La fraîcheur de l'air lui avait rendu un peu de force, elle était debout et m'attendait. J'introduisis l'échelle, elle était assez longue pour toucher la terre; je descendis près de Francisque, et lui donnai la gourde qu'elle vida avec avidité, puis je l'aidai à monter à l'échelle, la guidant, car elle n'y voyait pas, et je parvins à la conduire hors de l'espèce de tombeau où elle était restée quatorze heures. Pendant cinq jours elle fut aveugle; et tout le reste de sa vie elle resta sujette à des mouvements convulsifs et à des accès de terreur.

Le jour parut; rien ne peut donner une idée du spectacle qu'il éclaira.

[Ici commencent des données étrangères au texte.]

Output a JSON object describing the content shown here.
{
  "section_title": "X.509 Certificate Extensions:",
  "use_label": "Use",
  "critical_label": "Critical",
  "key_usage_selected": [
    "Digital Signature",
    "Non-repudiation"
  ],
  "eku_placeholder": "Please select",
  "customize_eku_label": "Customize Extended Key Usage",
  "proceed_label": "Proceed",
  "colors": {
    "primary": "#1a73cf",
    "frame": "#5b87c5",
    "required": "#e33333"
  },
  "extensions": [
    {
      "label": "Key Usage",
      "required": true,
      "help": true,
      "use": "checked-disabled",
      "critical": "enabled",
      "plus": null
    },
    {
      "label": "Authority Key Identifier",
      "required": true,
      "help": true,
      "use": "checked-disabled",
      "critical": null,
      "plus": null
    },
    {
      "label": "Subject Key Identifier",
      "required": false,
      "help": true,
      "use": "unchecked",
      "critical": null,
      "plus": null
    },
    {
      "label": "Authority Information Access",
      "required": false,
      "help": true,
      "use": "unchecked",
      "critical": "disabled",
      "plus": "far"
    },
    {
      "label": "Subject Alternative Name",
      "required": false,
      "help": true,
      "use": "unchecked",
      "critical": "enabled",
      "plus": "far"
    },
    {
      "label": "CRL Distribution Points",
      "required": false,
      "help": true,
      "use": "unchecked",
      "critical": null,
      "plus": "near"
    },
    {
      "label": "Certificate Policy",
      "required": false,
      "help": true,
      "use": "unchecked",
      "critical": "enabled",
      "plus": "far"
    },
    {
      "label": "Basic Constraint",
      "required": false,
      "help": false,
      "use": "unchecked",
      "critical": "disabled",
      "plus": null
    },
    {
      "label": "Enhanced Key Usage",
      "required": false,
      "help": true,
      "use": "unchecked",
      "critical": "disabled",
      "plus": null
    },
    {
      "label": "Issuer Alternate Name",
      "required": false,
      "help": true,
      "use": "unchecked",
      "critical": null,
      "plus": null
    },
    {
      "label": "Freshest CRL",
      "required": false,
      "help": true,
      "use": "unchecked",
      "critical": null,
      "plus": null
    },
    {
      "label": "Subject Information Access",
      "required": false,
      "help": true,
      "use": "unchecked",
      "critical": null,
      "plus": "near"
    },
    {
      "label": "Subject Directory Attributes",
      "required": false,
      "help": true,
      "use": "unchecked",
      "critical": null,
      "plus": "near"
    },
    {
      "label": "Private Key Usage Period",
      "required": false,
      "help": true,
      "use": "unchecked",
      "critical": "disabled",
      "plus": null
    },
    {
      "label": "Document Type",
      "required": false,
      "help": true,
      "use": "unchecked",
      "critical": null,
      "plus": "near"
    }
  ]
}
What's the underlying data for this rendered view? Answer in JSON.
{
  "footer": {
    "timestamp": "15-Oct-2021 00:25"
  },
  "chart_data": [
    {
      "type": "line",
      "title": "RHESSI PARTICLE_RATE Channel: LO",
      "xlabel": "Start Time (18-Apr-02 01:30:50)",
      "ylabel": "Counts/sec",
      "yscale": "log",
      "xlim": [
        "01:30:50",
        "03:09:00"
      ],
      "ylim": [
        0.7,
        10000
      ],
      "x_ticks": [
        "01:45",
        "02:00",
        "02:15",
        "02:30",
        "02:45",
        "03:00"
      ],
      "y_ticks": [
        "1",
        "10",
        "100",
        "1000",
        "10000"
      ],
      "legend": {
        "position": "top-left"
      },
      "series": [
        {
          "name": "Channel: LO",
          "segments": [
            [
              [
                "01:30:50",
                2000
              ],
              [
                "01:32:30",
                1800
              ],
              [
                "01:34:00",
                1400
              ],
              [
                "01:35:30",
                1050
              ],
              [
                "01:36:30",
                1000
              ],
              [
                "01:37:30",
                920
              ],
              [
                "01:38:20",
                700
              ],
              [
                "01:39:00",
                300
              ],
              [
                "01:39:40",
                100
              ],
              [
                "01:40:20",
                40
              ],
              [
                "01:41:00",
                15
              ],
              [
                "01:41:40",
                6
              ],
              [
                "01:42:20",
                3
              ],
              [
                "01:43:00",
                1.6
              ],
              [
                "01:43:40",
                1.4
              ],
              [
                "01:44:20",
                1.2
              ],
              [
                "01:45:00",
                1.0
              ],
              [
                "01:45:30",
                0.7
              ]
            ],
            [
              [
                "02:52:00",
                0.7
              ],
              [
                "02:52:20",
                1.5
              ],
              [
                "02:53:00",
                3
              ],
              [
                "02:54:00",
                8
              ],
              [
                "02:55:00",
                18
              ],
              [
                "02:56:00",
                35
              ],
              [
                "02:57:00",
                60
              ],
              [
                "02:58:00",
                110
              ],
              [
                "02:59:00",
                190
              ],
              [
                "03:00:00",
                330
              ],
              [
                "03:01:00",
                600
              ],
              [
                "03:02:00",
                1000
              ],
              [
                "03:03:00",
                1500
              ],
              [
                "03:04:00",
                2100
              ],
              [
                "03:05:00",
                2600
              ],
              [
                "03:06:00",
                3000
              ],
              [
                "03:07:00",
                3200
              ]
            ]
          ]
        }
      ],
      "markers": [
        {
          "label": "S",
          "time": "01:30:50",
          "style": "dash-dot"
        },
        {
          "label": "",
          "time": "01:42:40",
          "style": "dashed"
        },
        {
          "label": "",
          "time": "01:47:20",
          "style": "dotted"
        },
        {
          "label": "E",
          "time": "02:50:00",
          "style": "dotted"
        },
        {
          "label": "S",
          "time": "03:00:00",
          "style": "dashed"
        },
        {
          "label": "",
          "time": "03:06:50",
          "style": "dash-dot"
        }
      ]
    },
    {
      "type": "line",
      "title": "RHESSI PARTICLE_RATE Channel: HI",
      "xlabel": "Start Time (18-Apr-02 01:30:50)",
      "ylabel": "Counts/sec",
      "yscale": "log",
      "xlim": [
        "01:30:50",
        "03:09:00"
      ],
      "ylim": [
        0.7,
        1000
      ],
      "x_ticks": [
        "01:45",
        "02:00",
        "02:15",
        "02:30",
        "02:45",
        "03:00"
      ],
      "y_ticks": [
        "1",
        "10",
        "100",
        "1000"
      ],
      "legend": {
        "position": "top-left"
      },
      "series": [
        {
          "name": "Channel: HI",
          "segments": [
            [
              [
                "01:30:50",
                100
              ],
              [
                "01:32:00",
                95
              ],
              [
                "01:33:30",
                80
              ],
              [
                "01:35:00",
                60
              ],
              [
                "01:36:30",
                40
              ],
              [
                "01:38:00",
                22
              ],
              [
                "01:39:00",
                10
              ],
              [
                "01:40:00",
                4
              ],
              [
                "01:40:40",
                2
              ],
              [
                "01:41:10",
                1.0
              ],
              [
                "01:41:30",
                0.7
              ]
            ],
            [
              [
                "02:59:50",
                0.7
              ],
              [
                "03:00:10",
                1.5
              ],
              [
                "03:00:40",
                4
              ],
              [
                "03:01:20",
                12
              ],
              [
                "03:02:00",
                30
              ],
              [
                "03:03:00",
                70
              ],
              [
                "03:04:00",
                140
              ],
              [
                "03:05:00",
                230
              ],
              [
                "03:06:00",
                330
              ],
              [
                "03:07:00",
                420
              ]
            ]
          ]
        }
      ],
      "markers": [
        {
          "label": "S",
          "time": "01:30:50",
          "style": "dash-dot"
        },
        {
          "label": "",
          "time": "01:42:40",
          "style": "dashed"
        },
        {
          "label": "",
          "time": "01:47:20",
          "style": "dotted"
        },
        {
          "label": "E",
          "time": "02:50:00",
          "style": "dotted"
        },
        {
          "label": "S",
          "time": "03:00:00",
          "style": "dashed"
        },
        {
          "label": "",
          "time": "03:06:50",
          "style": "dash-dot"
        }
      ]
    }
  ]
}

Trois villages avaient disparu; deux églises et cent maisons étaient enterrées, quatre cents personnes étaient ensevelies vivantes, un fragment de la montagne avait roulé dans le lac de Lowertz, et, le comblant en partie, avaient soulevé une vague de cent pieds de hauteur et d'une lieue d'étendue, qui avait passé sur l'île de Schwanau et avait enlevé les maisons et les habitants. La chapelle d'Olten, bâtie en bois, fut trouvée flottante sur le lac comme par miracle; la cloche de Goldau, emportée à travers les airs, alla tomber à un quart de lieue de l'église.

Dix-sept personnes seulement survécurent à cette catastrophe.

ALEXANDRE DUMAS.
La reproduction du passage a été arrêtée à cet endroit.